暮らしと経済、平和、社会保障、エネルギー政策など国政に関する多彩な要望が相次いだ国会報告会=3日、大阪市中央区内

 開会あいさつで柳利昭府委員長は、先の総選挙結果と安倍政権の国会対応を取り上げ、「虚構の多数」に支えられた政権基盤の弱さを指摘。野党と市民の共同が国会論戦で力を発揮し安倍政権を追い詰めているとし、「維新政治の転換が府民要求を実現する道だ。大阪でも市民と野党の共同を広げるため奮闘したい」と述べました。

 たつみ氏は、森友学園問題を13回国会で取り上げてきたと述べ、これまでの政府答弁がまともに疑惑に答えてこなかったと批判。財務省が国会提出した学園との交渉記録が改ざんされていた疑惑を告発し、「野党議員の共同の追及に加え、予算委理事としての国会対応など国会議員団の役割を大いに発揮していきたい。安倍政権を退陣に追い詰めていきたい」と決意を述べました。

 山下氏は、「働き方改革」をめぐる裁量労働制のデータ捏造(ねつぞう)問題、経済と社会保障、軍事費増、9条改憲阻止など国会論戦を紹介。自民党が年度内に取りまとめる改憲案を批判し、「焦点は『自衛隊は合憲か』ではなく、『海外での武力行使の自由化を許すかどうか』だ。3千万署名の取り組みを成功させよう」と呼び掛けました。野党6党による市民ヒアリングや共同での法案提出など、市民と野党の共闘が発展しているとし、「皆さんのたたかいを国会に結んで、安倍政権を追及していく」と述べました。

 堀内照文前衆院議員も出席し、障害者参政権保障など国政課題の前進へ取り組んでいると報告。「国民の切実な要求の実現へ、運動でも頑張っていきたい」と語りました。

 宮本岳志衆院議員秘書らが出席し、渡部結党府国政対策委員長が司会を務めました。

 各分野からの発言、要望を受けて、山下、たつみ両氏は、「今の社会のあり方を根本から問う告発が寄せられました。一つ一つの実態をリアルに取り上げていきたい」と決意を語りました。

社会保障充実・原発ゼロ・子育て支援…
各団体が要求・運動を交流

 各団体から国政に関する要望や運動の課題などが多彩に発言されました。

 大阪難病連の代表は、若年で発症することの多い「1型糖尿病」の患者が障害基礎年金の支給を打ち切られ、昨年、支給再開を求めて提訴した問題を紹介。「生命に直結する社会保障の切り捨てだ。誰もが安心して生きられるようにしてほしい」と語りました。

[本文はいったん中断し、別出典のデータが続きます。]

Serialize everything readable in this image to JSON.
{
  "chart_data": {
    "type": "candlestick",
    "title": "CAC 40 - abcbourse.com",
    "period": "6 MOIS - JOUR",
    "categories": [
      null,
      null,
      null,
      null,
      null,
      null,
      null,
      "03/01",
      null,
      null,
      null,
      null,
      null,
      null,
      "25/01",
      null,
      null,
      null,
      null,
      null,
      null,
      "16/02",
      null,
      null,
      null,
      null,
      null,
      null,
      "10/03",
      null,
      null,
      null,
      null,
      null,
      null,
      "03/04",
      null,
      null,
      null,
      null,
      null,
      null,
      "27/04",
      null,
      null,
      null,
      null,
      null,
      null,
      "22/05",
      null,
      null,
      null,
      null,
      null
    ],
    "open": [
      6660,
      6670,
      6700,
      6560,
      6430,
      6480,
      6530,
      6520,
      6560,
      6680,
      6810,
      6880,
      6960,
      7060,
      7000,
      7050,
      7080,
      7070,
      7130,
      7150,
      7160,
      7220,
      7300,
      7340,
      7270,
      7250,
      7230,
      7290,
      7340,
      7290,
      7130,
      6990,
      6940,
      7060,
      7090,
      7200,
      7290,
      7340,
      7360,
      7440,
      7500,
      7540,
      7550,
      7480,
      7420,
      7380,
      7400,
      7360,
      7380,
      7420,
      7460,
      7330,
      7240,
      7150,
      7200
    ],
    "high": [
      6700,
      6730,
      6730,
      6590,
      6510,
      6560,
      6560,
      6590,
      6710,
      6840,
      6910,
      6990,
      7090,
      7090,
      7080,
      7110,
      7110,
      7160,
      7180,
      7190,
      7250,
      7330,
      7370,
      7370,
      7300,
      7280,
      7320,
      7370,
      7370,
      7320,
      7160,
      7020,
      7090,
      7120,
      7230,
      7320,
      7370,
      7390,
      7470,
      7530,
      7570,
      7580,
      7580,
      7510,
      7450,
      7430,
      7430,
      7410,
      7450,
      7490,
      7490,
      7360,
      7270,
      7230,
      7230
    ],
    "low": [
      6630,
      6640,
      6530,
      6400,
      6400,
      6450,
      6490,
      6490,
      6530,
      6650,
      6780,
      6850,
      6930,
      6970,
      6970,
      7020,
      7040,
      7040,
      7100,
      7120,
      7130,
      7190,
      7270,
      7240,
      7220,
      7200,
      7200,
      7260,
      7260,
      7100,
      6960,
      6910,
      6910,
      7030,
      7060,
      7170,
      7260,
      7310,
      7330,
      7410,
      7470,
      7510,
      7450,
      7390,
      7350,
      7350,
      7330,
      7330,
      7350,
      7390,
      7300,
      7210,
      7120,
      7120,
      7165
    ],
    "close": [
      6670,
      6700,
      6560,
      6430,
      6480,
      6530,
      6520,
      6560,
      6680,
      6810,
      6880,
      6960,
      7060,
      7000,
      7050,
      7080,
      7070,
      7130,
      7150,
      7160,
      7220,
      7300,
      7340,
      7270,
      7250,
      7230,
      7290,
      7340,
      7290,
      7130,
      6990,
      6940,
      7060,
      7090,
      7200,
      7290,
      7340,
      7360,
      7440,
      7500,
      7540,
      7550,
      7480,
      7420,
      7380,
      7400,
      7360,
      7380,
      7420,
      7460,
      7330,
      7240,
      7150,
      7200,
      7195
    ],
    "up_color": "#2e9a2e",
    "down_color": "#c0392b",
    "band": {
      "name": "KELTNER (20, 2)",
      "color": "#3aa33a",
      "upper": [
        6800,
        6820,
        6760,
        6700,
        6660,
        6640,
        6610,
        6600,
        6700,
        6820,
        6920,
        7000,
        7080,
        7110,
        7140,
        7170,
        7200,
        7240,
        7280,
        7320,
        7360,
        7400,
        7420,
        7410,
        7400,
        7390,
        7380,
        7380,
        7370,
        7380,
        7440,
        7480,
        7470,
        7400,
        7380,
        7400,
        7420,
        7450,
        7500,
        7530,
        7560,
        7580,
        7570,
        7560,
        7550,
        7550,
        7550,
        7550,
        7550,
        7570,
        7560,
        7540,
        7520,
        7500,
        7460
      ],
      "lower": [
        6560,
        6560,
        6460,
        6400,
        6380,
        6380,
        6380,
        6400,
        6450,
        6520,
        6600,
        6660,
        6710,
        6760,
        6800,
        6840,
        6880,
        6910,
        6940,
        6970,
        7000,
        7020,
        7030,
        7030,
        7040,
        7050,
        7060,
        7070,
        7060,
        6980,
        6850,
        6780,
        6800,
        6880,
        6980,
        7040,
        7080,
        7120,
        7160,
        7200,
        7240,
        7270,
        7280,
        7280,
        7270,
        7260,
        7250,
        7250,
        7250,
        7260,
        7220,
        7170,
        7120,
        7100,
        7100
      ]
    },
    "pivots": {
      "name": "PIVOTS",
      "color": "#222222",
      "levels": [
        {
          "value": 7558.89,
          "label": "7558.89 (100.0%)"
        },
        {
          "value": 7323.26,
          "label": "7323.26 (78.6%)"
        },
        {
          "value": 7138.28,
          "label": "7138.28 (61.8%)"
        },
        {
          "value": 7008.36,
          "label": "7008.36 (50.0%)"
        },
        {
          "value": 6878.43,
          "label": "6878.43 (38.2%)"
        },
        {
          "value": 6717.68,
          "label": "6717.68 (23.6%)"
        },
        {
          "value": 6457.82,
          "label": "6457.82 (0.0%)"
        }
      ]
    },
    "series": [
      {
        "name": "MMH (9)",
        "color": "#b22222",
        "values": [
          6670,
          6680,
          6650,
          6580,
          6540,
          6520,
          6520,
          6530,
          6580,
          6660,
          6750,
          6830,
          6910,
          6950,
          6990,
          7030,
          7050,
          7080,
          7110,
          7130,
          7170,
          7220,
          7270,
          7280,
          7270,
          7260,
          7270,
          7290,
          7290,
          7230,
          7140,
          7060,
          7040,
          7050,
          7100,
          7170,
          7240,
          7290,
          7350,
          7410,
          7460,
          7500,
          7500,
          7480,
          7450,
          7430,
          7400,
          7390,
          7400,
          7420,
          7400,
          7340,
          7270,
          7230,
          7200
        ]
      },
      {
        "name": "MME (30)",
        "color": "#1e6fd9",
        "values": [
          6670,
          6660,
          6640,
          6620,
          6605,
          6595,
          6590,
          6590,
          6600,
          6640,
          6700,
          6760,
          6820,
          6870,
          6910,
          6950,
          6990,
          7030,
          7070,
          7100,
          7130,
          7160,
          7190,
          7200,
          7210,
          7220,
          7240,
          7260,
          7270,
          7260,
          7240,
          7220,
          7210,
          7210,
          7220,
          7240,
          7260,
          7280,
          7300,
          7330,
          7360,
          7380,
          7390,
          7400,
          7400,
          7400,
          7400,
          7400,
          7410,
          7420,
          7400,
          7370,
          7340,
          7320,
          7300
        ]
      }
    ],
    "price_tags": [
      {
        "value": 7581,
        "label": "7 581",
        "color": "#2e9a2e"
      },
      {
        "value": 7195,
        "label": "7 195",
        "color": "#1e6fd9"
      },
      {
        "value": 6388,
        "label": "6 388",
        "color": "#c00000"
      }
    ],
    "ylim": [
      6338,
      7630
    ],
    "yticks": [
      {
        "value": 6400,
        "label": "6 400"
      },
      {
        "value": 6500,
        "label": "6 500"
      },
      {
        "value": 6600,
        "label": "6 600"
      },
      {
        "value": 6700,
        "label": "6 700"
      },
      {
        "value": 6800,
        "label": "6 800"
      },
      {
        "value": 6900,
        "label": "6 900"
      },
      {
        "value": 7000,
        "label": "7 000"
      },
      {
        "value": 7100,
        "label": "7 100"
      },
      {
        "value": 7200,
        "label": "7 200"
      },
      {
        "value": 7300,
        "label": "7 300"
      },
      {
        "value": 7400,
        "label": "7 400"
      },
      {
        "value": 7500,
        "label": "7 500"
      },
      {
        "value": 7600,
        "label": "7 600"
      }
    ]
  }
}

 「自然環境センター ストップ・ザ・もんじゅ」代表は、高速増殖炉もんじゅの廃炉決定後も、核燃料サイクルにしがみつく国の原子力政策を批判。大飯原発再稼働問題をめぐり、電気事業者との公開ヒアリングが実現するよう要望しました。

 大阪から公害をなくす会の代表は、二酸化窒素(NO2)などの大気汚染による健康被害の実態を述べ、環境省の「健康調査サーベイランス報告書」の問題点を指摘。実効ある環境対策やぜんそく患者救済策などを要望しました。

 全大阪生活と健康を守る会は、新年度政府予算に盛り込まれた生活保護費削減は、制度利用者と多くの国民生活に深刻な打撃を与えると語り、夏期加算の復活など暮らしを健康を守るため、生活保護制度の充実を要望しました。

 大阪民主医療機関連合会の代表は、経済的理由による未受診などの死亡事例を紹介し、無料低額診療制度など経済弱者のための制度拡充が必要だと語りました。

 歯科保険医協会の代表は、学校検診で要受診となっても経済的理由で未受診の子どもが増えていると指摘。子ども医療費助成制度の充実や、学校医療券の対象疾患拡充を要望しました。

 大阪保育運動連絡会の代表は、待機児童の多さや保育士不足の深刻さを指摘。規制緩和は保育の「質」の低下を招くとし、人材確保と保育所整備の財源確保が必要と語りました。

 学童保育指導員連絡協議会の代表は、学童保育利用者急増に伴う詰め込みや、自治体ごとの基準の差など現状の問題点を指摘。内閣府主導の最低基準引き下げの動きを批判し、学童保育の質の向上が求められていると述べました。

 大阪自治体労働組合連合会の代表は、国が導入を目指す非正規公務員の新制度の問題点を述べ、「住民の暮らしを守る自治体制度の変質を招く」とし、財源措置などの対応を要望しました。

 民主青年同盟大阪府委員会の代表は、高すぎる学費負担やブラックバイトの現状を紹介。学生対象のアンケート結果について、要求の1位は幅広い知識と教養、専門教育を深めることだとし、奨学金制度の改善や学生の働く環境改善などを求めました。

 日本コリア協会の代表は、ヘイトスピーチを許さ?ない実効ある法整備が必要と指摘。北東アジアにおける戦争の歴史に触れながら、平和を求める潮流の広がりを強調し、「北東アジア各国は、憲法9条の意義に注目している」と発言しました。

 この他、消費税10%増税とインボイス方式、公団住宅再編整備計画、年金支給額引き下げ、住吉市民病院問題、カジノと一体の大阪万博、少人数学級や教員配置の拡充、チャレンジテストの弊害など教育施策の改善――など多彩な要望が出されました。